Les bombardements anglais frappant les villes traumatisent une population qui considère que la guerre n’est pas la sienne ; 100 000 logements sont détruits.
Benito Mussolini lui-même, dans son « rapport historique » à la Nation, est obligé de reconnaître la perte de 40 000 soldats sur le front, de 2000 personnes dans les bombardements, de 232 000 soldats faits prisonniers alors que 37 000 sont portés disparus. De fait, le système de ravitaillement s’effondre à l’échelle nationale. La même année, le corps italien envoyé sur le corps de l’est est écrasé par la contre-offensive soviétique, le régime reconnaissant lui-même 84 300 morts ou disparus et 29 600 gelés.
C’est l’arrière-plan qui fait que le PCI a commencé à lancer l’appel à s’armer, à saboter, à aller vers la guérilla. Sur les ondes de Radio Milan, Palmiro Togliatti explique ainsi en mars 1942 :
« Depuis que la guerre contre l’URSS a commencé, un mot a acquis une popularité inouïe dans le monde entier : le mot Partisan.

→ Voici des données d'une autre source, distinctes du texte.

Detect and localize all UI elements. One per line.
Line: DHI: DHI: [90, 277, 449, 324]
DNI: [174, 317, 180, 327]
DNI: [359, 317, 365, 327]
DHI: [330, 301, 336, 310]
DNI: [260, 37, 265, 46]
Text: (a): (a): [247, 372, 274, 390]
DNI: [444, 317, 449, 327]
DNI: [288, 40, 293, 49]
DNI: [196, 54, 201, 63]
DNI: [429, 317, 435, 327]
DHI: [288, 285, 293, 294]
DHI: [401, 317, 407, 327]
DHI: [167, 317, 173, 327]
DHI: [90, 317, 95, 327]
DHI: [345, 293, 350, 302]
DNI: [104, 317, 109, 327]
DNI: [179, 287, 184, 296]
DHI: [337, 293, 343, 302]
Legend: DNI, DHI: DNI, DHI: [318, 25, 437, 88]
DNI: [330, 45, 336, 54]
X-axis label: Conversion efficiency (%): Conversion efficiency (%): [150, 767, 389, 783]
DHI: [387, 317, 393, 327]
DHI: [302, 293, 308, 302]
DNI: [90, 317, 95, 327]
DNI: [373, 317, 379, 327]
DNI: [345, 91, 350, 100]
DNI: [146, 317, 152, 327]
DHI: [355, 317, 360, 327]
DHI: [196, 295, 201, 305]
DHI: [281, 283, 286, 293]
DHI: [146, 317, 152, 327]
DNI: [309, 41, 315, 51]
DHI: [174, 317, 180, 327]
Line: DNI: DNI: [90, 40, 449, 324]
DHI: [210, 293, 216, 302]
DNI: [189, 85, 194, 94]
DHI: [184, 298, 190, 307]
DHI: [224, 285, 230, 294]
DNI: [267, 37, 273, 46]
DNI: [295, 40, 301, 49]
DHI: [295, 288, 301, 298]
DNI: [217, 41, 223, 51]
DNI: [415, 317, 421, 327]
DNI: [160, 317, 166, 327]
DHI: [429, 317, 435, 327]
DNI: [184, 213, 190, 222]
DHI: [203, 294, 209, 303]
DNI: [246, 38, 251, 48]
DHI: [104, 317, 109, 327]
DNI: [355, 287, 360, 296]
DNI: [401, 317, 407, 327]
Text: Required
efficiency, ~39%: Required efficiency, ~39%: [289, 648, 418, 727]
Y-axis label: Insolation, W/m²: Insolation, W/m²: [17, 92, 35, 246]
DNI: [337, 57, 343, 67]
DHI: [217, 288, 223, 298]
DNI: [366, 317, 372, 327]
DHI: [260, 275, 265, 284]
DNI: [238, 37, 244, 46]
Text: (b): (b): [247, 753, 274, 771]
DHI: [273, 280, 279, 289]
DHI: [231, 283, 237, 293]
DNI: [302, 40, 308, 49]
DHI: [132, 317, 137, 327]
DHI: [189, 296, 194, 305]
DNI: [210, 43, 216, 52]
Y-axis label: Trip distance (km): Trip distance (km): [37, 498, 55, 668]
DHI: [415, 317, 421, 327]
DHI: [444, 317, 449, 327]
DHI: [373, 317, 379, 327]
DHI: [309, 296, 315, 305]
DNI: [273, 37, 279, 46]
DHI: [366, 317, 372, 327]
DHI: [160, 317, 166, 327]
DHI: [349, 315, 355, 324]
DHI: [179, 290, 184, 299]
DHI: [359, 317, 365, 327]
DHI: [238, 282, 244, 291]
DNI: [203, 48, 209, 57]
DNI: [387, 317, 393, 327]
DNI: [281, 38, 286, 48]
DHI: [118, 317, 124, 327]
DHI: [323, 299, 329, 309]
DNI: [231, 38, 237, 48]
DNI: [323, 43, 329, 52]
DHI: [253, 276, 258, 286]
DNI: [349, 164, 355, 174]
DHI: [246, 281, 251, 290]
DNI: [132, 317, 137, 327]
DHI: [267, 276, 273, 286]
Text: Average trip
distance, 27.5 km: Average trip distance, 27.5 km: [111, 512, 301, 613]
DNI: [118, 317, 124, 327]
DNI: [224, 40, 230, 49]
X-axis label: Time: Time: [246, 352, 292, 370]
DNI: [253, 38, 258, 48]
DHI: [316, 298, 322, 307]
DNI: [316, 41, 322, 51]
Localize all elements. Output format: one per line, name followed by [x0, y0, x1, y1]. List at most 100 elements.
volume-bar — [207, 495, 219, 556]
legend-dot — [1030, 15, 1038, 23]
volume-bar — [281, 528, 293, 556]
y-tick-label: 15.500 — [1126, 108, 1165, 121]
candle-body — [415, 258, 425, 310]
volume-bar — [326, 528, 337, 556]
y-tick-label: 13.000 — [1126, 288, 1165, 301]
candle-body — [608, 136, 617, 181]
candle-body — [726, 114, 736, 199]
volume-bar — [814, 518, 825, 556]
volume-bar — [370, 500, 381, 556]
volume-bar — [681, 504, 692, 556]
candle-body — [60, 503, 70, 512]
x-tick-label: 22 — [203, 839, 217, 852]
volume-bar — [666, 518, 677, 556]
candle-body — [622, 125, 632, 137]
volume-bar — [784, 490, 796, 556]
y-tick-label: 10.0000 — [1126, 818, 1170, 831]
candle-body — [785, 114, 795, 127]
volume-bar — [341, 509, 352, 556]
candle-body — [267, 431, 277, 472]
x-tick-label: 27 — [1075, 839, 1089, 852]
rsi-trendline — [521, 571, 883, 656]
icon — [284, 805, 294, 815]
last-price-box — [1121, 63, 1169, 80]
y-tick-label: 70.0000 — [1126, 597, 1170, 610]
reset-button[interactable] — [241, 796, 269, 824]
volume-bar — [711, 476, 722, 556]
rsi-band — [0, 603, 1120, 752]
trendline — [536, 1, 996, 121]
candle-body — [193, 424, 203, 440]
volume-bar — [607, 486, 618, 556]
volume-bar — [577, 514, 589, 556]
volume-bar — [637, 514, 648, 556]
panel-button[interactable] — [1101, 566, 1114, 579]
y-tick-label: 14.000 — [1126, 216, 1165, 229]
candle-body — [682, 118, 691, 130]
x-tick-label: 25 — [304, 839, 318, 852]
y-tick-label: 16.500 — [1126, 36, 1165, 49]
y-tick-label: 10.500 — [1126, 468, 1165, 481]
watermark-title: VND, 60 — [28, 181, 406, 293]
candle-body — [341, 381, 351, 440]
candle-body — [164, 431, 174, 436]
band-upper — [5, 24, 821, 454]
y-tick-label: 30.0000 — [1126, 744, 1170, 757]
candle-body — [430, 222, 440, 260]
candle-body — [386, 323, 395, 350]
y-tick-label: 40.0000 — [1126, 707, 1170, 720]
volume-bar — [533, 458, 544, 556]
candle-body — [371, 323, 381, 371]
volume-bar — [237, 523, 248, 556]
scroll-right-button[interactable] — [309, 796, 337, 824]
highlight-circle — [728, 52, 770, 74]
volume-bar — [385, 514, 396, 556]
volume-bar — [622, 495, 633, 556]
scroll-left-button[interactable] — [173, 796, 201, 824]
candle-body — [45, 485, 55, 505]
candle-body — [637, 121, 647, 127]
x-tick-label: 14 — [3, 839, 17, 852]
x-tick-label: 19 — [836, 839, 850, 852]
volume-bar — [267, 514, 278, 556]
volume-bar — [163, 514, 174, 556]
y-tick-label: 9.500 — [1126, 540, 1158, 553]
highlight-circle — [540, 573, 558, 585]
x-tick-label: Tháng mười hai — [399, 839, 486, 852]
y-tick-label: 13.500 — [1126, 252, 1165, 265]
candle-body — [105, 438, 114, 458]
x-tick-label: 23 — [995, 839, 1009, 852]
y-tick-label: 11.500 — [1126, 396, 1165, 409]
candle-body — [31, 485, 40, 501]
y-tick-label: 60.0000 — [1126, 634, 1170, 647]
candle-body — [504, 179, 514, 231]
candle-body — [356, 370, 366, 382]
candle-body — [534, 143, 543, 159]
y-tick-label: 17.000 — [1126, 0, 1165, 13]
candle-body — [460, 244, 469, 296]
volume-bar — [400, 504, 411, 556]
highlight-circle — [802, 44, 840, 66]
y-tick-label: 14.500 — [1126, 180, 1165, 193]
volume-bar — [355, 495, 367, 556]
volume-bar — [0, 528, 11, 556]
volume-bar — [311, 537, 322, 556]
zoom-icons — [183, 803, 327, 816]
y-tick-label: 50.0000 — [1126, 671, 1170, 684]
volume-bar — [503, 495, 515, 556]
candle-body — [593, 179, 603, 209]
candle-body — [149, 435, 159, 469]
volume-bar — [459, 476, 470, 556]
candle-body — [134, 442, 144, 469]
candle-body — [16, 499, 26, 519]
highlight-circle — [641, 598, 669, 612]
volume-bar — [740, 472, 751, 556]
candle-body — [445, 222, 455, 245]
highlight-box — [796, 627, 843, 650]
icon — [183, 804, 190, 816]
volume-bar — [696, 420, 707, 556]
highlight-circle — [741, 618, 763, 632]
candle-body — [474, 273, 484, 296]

Qu’est-ce qu’un Partisan ? C’est un citoyen qui défend les armes à la main sa patrie contre l’envahisseur étranger.
Mais il ne le fait pas comme soldat dans les rangs de l’armée régulière et sur un front, mais loin du front, derrière lui, sur l’arrière de l’armée ennemie d’invasion. C’est pourquoi son champ de bataille parmi les plus divers, les plus compliqués que l’on puisse imaginer.
C’est la campagne où, embusqué, il surprend une unité ennemie en déplacement et la décime.
C’est la voie ferrée où une explosion inattendue fait sauter le pont ou le viaduc au moment précis où passe un train militaire.
C’est la rue d’un village où apparaît à l’improviste un groupe d’hommes armés qui harcèle à coups de grenades le siège d’un commando et disparaît de manière tout aussi inattendue.
C’est la ville où les entrepôts militaires prennent feu, où les centrales électriques qui font fonctionner les usines sautent, où les dépôts de munitions explosent l’un après l’autre.
Les armes des partisans sont toutes celles qui peuvent servir à endommager l’ennemi : des ciseaux pour couper des fils électriques, le couteau qui tue en silence, jusqu’à la bombe à main ou à la mitraillette. Le partisan a un objectif, une loi : porter des coups à l’ennemi de toutes les manières possibles, l’empêcher de se déplacer librement, ralentir et paralyser ses mouvements, l’anéantir. »
Le processus de formation d’unités armées va cependant occuper toute une période. Ainsi, L’Unité du 28 février 1943 titre en pleine page :
« Nous commémorons le XXVe anniversaire de l’Armée Rouge en commençant la lutte armée pour la paix et la liberté. »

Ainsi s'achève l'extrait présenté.